The survey found that most major benefit cuts — including chained CPI, means testing and raising the full retirement age to 70 — strongly decreased respondents’ likelihood of supporting a deal. By contrast, revenue-raisers, such as increasing the payroll tax rate oreliminating the cap, elicited strong support and made respondents significantly more likely to support a deal. More mild measures, like raising the payroll tax cap to include 90 percent of wages, and raising the retirement age to 68, elicited mild support. The only benefit changes that people really liked were benefit increases. The following chart shows what the raw numbers looked like.

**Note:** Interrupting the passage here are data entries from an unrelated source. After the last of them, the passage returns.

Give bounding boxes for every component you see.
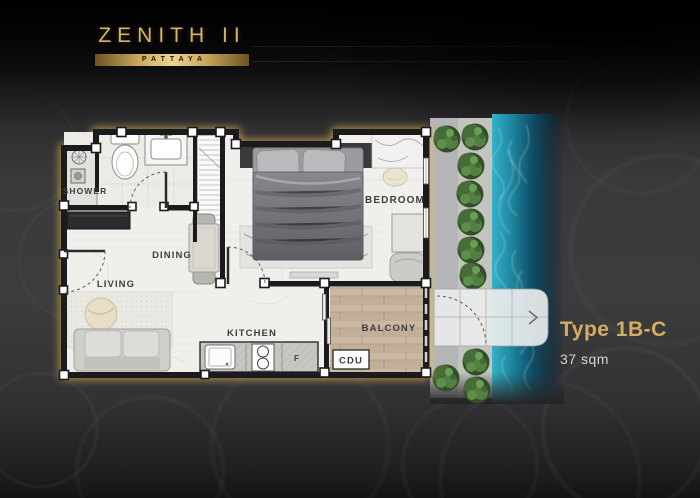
kitchen-sink-icon	[205, 345, 235, 369]
tree-icon	[457, 181, 484, 208]
cdu-box: CDU	[333, 350, 369, 369]
tree-icon	[433, 365, 460, 392]
wall-segment	[61, 205, 132, 211]
tree-icon	[458, 237, 485, 264]
bed	[253, 148, 363, 260]
pool-walkway-area	[430, 114, 564, 404]
sofa-cushion	[123, 331, 159, 357]
tv-shelf	[290, 272, 338, 278]
wall-segment	[193, 132, 197, 242]
sofa-cushion	[85, 331, 121, 357]
bedroom-desk	[392, 214, 426, 252]
tree-icon	[434, 126, 461, 153]
bathroom-sink-vanity	[145, 133, 187, 165]
tree-icon	[464, 377, 491, 404]
fridge-label: F	[294, 354, 300, 363]
tv-console	[67, 212, 130, 229]
unit-area-label: 37 sqm	[560, 351, 667, 367]
room-label-shower: SHOWER	[63, 186, 108, 196]
floorplan-graphic: F	[0, 0, 700, 498]
wall-segment	[220, 132, 225, 285]
cdu-label: CDU	[339, 356, 363, 367]
room-label-living: LIVING	[97, 279, 135, 290]
room-label-balcony: BALCONY	[362, 323, 417, 334]
tree-icon	[462, 124, 489, 151]
bedroom-armchair	[390, 253, 426, 282]
coffee-table	[85, 298, 117, 330]
tree-icon	[460, 263, 487, 290]
unit-type-label: Type 1B-C	[560, 318, 667, 342]
sofa	[74, 329, 170, 371]
room-label-kitchen: KITCHEN	[227, 328, 277, 339]
faucet-icon	[164, 135, 168, 139]
pouf	[383, 168, 407, 186]
pool-deck	[434, 289, 548, 346]
toilet-icon	[111, 134, 139, 179]
unit-info: Type 1B-C 37 sqm	[560, 318, 667, 367]
tree-icon	[458, 209, 485, 236]
duvet	[253, 172, 363, 260]
wall-segment	[264, 281, 426, 287]
tree-icon	[463, 349, 490, 376]
room-label-dining: DINING	[152, 250, 192, 261]
floor-drain-icon	[71, 169, 85, 183]
kitchen-counter: F	[200, 342, 318, 372]
tree-icon	[458, 153, 485, 180]
page-background: ZENITH II PATTAYA	[0, 0, 700, 498]
stove-icon	[252, 344, 274, 371]
room-label-bedroom: BEDROOM	[365, 195, 425, 206]
marble-feature-panel	[372, 134, 426, 168]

It’s always dangerous to put too much faith in public opinion surveys that ask about specific policy questions, even ones like this that preface those questions with explanations of the policy being considered. People will say a lot of things if you just call them up and ask them. What’s more, it’s hard to get policies passed even with the support of the vast majority of the country when monied interests oppose them. As Martin Gilens has documented in his book Affluence and Influence, politicians act on the preferences of low- and middle-income people only very rarely, especially when their views are opposed to those of upper-income people. “Let’s raise taxes considerably on people making over $110,000″ — which is what raising the cap on Social Security amounts to — seems to fall in that camp. But the survey does serve as a useful indication of the public’s feelings on how best to solve the long-term funding gap.

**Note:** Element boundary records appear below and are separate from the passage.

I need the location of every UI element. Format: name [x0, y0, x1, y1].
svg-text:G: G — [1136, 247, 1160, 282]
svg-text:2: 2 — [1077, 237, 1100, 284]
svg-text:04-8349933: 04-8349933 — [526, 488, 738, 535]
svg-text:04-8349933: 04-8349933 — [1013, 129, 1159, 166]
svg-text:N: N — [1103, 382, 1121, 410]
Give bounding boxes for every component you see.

One more thing — the study also asked people if they think Social Security is in crisis. Given politicians’ and journalists’ fear-mongering on the subject, it’s not too shocking that 57 percent said yes. Then the survey conductors told respondents how much taxes would have to go up to close the gap. That dropped the number to 74 percent, as the following chart shows.
That’s an important reminder of just how elite-driven peoples’ views on topics like this are.